Méthode de calcul du TEG/TAEG
Le TEG/TAEG est le taux actuariel mensuel i qui vérifie l’équation d’équivalence des flux :
10 000 000 = 2 087 834,89 / (1+i) + 2 087 834,89 / (1+i)² + 2 087 834,89 / (1+i)³ + 2 087 834,89 / (1+i)⁴ + 2 087 834,89 / (1+i)⁵
C’est la définition réglementaire (actualisation des flux).
Résultat
Le taux mensuel indiqué dans votre question (1,45 %) est bien le taux débiteur mensuel appliqué pour construire le tableau (intérêts = capital restant × 1,45 % chaque mois).
Et comme le tableau est cohérent avec ce taux de 1,45 % mensuel, le TEG (taux annuel effectif global) correspondant est :
≈ 18,90 % à 19,00 % (valeur précise autour de 18,95 % selon les arrondis du tableau).
Formule à utiliser en EXCEL
En Excel on utilise la fonction TRI qui permet d’actualiser les flux
Soit : (1+TRI(A1:A6))^12-1
En A1 on indique le montant de l’emprunt à l’origine (ici 10 000 000 signe + ), de A2 à A5 il s’agit des mensualités constantes (ici 2 087 834.89 par mensualité, attention à bien mettre le signe -))
Le petit symbole ^ signifie puissance.
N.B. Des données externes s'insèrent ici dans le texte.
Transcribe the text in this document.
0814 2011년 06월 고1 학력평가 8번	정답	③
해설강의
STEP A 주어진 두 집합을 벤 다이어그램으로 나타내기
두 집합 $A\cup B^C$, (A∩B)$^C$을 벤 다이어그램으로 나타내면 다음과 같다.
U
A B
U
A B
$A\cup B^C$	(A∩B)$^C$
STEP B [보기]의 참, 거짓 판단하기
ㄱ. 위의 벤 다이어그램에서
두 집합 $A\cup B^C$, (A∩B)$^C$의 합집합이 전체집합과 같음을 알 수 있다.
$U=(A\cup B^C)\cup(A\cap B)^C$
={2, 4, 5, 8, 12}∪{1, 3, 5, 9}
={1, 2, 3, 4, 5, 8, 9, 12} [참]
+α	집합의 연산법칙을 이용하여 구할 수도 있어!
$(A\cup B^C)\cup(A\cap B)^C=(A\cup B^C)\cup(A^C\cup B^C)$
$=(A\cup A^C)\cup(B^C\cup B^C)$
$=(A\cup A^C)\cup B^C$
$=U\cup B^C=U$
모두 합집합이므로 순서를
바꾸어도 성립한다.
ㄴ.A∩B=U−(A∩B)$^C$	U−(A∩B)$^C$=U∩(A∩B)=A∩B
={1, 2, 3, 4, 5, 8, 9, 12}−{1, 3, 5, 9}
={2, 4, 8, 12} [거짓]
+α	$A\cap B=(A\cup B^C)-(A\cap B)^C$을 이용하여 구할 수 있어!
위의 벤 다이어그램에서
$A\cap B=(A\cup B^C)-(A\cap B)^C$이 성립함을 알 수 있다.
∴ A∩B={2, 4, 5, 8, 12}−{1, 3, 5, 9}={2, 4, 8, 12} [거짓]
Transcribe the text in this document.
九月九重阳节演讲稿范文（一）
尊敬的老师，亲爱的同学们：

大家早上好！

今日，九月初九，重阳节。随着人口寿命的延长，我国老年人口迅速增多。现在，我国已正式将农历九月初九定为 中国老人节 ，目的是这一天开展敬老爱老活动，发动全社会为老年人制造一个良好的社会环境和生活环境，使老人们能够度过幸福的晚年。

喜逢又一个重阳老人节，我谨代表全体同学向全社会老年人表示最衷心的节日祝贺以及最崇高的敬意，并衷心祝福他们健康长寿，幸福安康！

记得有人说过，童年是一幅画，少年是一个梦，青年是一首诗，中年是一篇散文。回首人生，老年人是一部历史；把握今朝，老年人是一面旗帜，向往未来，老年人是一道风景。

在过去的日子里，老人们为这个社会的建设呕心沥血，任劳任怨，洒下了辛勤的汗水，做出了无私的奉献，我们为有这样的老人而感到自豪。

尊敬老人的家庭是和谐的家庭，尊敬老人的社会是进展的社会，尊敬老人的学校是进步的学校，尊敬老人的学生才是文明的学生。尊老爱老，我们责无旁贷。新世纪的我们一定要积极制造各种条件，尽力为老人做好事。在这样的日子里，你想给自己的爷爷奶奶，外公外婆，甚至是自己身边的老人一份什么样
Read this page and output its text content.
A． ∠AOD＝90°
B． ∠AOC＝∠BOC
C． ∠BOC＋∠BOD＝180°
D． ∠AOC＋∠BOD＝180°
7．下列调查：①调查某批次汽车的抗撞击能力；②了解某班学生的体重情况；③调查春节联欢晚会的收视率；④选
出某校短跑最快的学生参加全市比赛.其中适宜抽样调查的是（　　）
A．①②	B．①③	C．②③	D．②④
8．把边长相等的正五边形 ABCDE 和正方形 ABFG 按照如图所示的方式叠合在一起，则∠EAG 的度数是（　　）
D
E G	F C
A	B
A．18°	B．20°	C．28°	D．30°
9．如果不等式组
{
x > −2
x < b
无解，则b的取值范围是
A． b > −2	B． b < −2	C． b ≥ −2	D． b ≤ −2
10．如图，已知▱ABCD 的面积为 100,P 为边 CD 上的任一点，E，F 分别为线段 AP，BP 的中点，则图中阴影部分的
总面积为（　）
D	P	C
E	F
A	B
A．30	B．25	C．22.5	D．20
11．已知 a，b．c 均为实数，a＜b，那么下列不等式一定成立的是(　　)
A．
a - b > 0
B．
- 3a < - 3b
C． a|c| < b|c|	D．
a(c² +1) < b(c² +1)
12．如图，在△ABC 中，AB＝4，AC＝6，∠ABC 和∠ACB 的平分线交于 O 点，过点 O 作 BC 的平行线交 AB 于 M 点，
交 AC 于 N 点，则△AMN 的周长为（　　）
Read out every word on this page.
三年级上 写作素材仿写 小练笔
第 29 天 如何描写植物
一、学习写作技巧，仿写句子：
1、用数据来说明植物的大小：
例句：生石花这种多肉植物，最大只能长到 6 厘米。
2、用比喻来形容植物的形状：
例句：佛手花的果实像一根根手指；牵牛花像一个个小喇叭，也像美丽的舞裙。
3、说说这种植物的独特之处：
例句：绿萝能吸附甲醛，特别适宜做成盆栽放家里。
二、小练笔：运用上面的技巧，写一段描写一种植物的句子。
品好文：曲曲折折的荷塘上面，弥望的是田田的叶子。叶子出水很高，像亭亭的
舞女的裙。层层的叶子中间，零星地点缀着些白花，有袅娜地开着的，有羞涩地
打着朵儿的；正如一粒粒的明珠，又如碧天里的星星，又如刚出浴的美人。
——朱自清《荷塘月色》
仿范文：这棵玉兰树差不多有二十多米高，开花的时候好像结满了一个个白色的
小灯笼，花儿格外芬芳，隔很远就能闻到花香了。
Pour une durée de 12 mois il s’agit de puissance 12 en taux actuariel.
Explications
Taux mensuel donné : 1,45 %
- Taux annuel nominal (simple) : 1,45 % × 12 = 17,40 %
- Taux annuel effectif (composé) : (1 + 0,0145)¹² − 1 ≈ 18,95 %
C’est cette dernière valeur qui constitue le TEG/TAEG dans votre cas (hors frais supplémentaires).
Donc, pour l’emprunt de 10 000 000 au taux de 1.45 % par mois, le TEG est de 18,95 %
Quand il y a des frais de dossier, des frais d’assurance ou d’autres coûts obligatoires non indiqués dans le tableau, il faudrait les ajouter aux flux pour recalculer un TAEG lequel sera naturellement supérieur.
exemple :
Taux annuel Sans assurance19,56%
Avec assurance (TEG)24,37%
L’assurance augmente significativement le coût réel du crédit.
A propos de l’école de la microfinance
ATALIA Certification certifie que l’école de la microfinance a été évaluée et jugée conforme aux exigences requises par le Référentiel national sur la qualité des actions concourant au développement des compétences.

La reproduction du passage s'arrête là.